We will continue to see stability in the labor markets in Southern Indiana. New and continuing claims for unemployment have declined considerably from recession level highs.3 As employment resumes, we will see gradual declines in Southern Indiana unemployment rates. Employment losses have decelerated, and we will now enter a period of job creation (see Figure 2).

Figure 2: Quarterly Change in Payroll Jobs in Southern Indiana, 2007:4 to 2010:1

Figure 2: Quarterly Change in Payroll Jobs in Southern Indiana, 2007:4 to 2010:1

Note: Includes Clark, Floyd, Harrison and Washington counties.
Source: Indiana Department of Workforce Development

Total wages in the four Southern Indiana counties are down 8.5 percent from the first quarter of 2008 to the first quarter of 2010 and will continue to be a challenge to discretionary retail spending (see Figure 3).4

Figure 3: Total Quarterly Wages for Southern Indiana, 2007:4 to 2010:1

Figure 3: Total Quarterly Wages for Southern Indiana, 2007:4 to 2010:1

Note: Includes Clark, Floyd, Harrison and Washington counties.
Source: Indiana Department of Workforce Development

Housing and Local Valuations

Since 2004, metro area permits are down 70 percent.5 However, housing permits are beginning to show evidence of small increases. Lower levels of housing permits are desirable from a supply/demand perspective in the area’s housing market. But the decline in permits will continue to impose challenges on those sectors that depend on home construction.

Regional home values remain strained. The FHFA House Price Index for the Louisville metro has now undergone seven consecutive quarterly declines (see Figure 4). This is a first in the history of this index. There were a few non-consecutive declines in the early 80s, but the number of recent declines in the index is unprecedented.
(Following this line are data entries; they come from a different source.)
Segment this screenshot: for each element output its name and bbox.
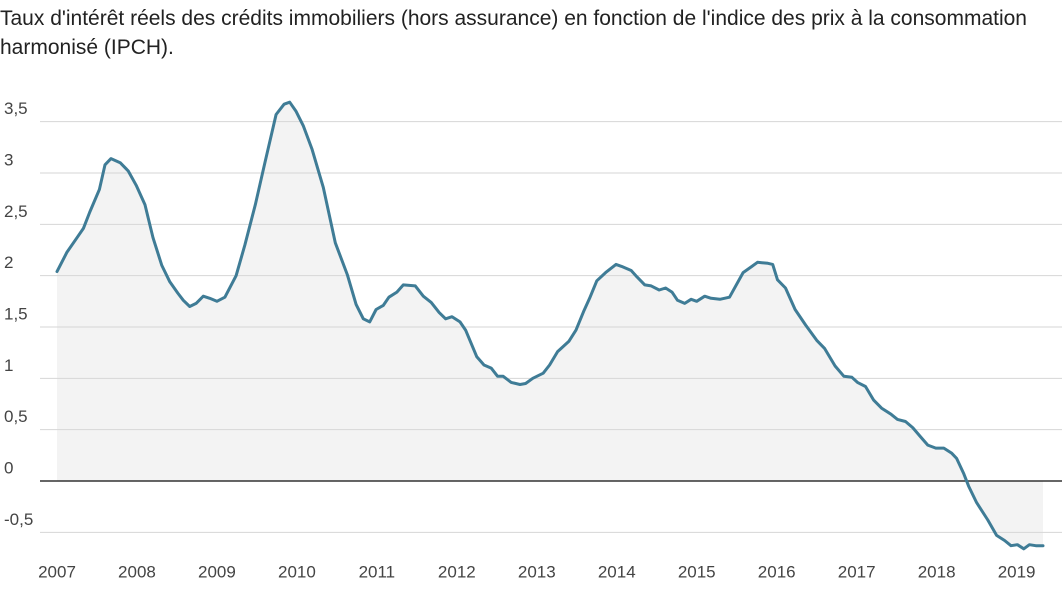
y-tick-label: 2 [4,253,13,272]
x-tick-label: 2010 [278,562,316,581]
x-tick-label: 2013 [518,562,556,581]
x-tick-label: 2019 [998,562,1036,581]
y-tick-label: 2,5 [4,202,28,221]
x-tick-label: 2014 [598,562,636,581]
x-tick-label: 2018 [918,562,956,581]
line [55,100,1045,551]
x-tick-label: 2007 [38,562,76,581]
x-tick-label: 2015 [678,562,716,581]
area [57,102,1043,549]
y-tick-label: 0,5 [4,407,28,426]
x-tick-label: 2012 [438,562,476,581]
y-tick-label: 1 [4,356,13,375]
y-tick-label: 3 [4,150,13,169]
x-tick-label: 2017 [838,562,876,581]
y-tick-label: 3,5 [4,99,28,118]
y-tick-label: 0 [4,458,13,477]
x-tick-label: 2009 [198,562,236,581]
x-tick-label: 2016 [758,562,796,581]
x-tick-label: 2011 [359,562,396,581]
y-tick-label: 1,5 [4,304,28,323]
y-tick-label: -0,5 [4,510,33,529]
chart-title: Taux d'intérêt réels des crédits immobil… [0,7,1027,59]
x-tick-label: 2008 [118,562,156,581]
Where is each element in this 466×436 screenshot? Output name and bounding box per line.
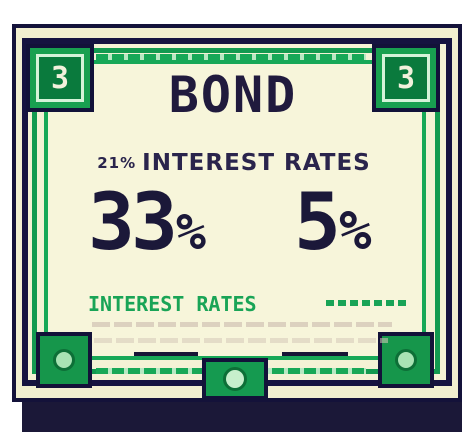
certificate-title: BOND (168, 66, 298, 124)
left-interest-rate: 33% (88, 184, 206, 262)
bond-certificate: 3 3 BOND 21% INTEREST RATES 33% 5% INTER… (8, 24, 462, 432)
subtitle-text: INTEREST RATES (142, 150, 371, 176)
bottom-right-ornament-icon (378, 332, 434, 388)
left-rate-number: 33 (88, 178, 178, 268)
bottom-center-ornament-dot (223, 367, 247, 391)
top-right-corner-number: 3 (382, 54, 430, 102)
certificate-subtitle: 21% INTEREST RATES (64, 150, 404, 176)
top-right-corner-badge: 3 (372, 44, 440, 112)
bottom-center-ornament-icon (202, 358, 268, 400)
faint-text-line-2 (94, 338, 388, 343)
left-signature-line (134, 352, 198, 356)
right-rate-number: 5 (294, 178, 341, 268)
bottom-right-ornament-dot (395, 349, 417, 371)
right-rate-symbol: % (338, 199, 372, 262)
right-signature-line (282, 352, 348, 356)
bottom-left-ornament-dot (53, 349, 75, 371)
top-left-corner-number: 3 (36, 54, 84, 102)
certificate-inner-panel (44, 60, 426, 360)
bottom-left-ornament-icon (36, 332, 92, 388)
top-green-stripe (96, 54, 366, 60)
subtitle-prefix: 21% (97, 154, 137, 172)
left-rate-symbol: % (175, 203, 207, 261)
green-label-dashes (326, 300, 408, 306)
green-interest-label: INTEREST RATES (88, 292, 257, 316)
right-interest-rate: 5% (294, 184, 371, 262)
top-left-corner-badge: 3 (26, 44, 94, 112)
faint-text-line-1 (92, 322, 392, 327)
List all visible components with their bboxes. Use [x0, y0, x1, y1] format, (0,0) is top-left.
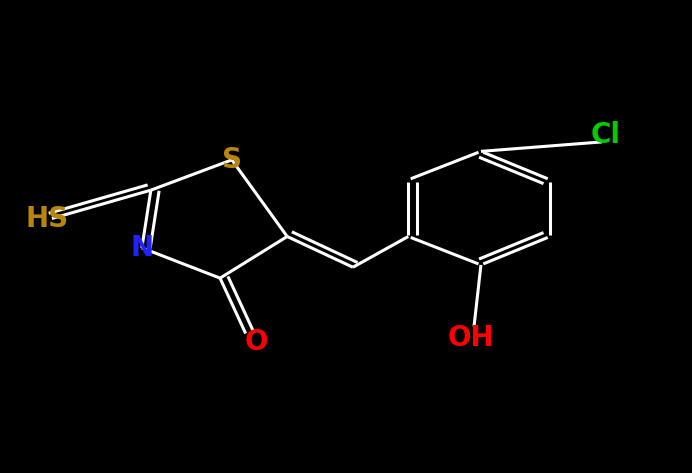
Text: OH: OH [447, 324, 494, 352]
Text: Cl: Cl [590, 121, 621, 149]
Text: HS: HS [26, 204, 69, 233]
Text: S: S [222, 146, 242, 174]
Text: O: O [244, 327, 268, 356]
Text: N: N [130, 234, 154, 262]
Figure 4: Four-Quarter Percent Change in FHFA House Price Index for the Louisville Metro, 1977:4 to 2010:2

Figure 4: Four-Quarter Percent Change in FHFA House Price Index for the Louisville Metro, 1977:4 to 2010:2

Source: Federal Housing Finance Agency

Outlook

The 2011 outlook for the Louisville metro is a return to job creation. Employment growth will resume but not at higher than average rates. The region will continue to see gradual improvements in the area’s unemployment rate, but the decline will be slow due to an expanding labor force. The consumer will continue to emerge, but frugality will continue to dominate in general. Regional retail will continue to be impacted by these consumer trends, and hence the region’s commercial real estate will see continued challenges. Manufacturing will continue to recover, but significant gains in employment growth are doubtful. Housing will continue recovering, but only at a slow pace.

Overall, the outlook for Louisville is a resumption of economic growth and employment, with a more favorable view now to the upside. We will not return to full employment, but 2011 will be the year where we begin to make noticeable progress on the recovery of lost jobs.

Notes

  1. Calculation based on Bureau of Labor Statistics data from December 2007 to September 2010.
  2. Calculation based on Bureau of Labor Statistics data from January 2010 to September 2010.
  3. Unemployment claim data come from Hoosiers by the Numbers.
  4. This calculation uses Quarterly Census of Employment and Wages data accessed via STATS Indiana.
  5. This calculation is based on year-end totals from 2004 to 2009 using the Federal Reserve FRED database.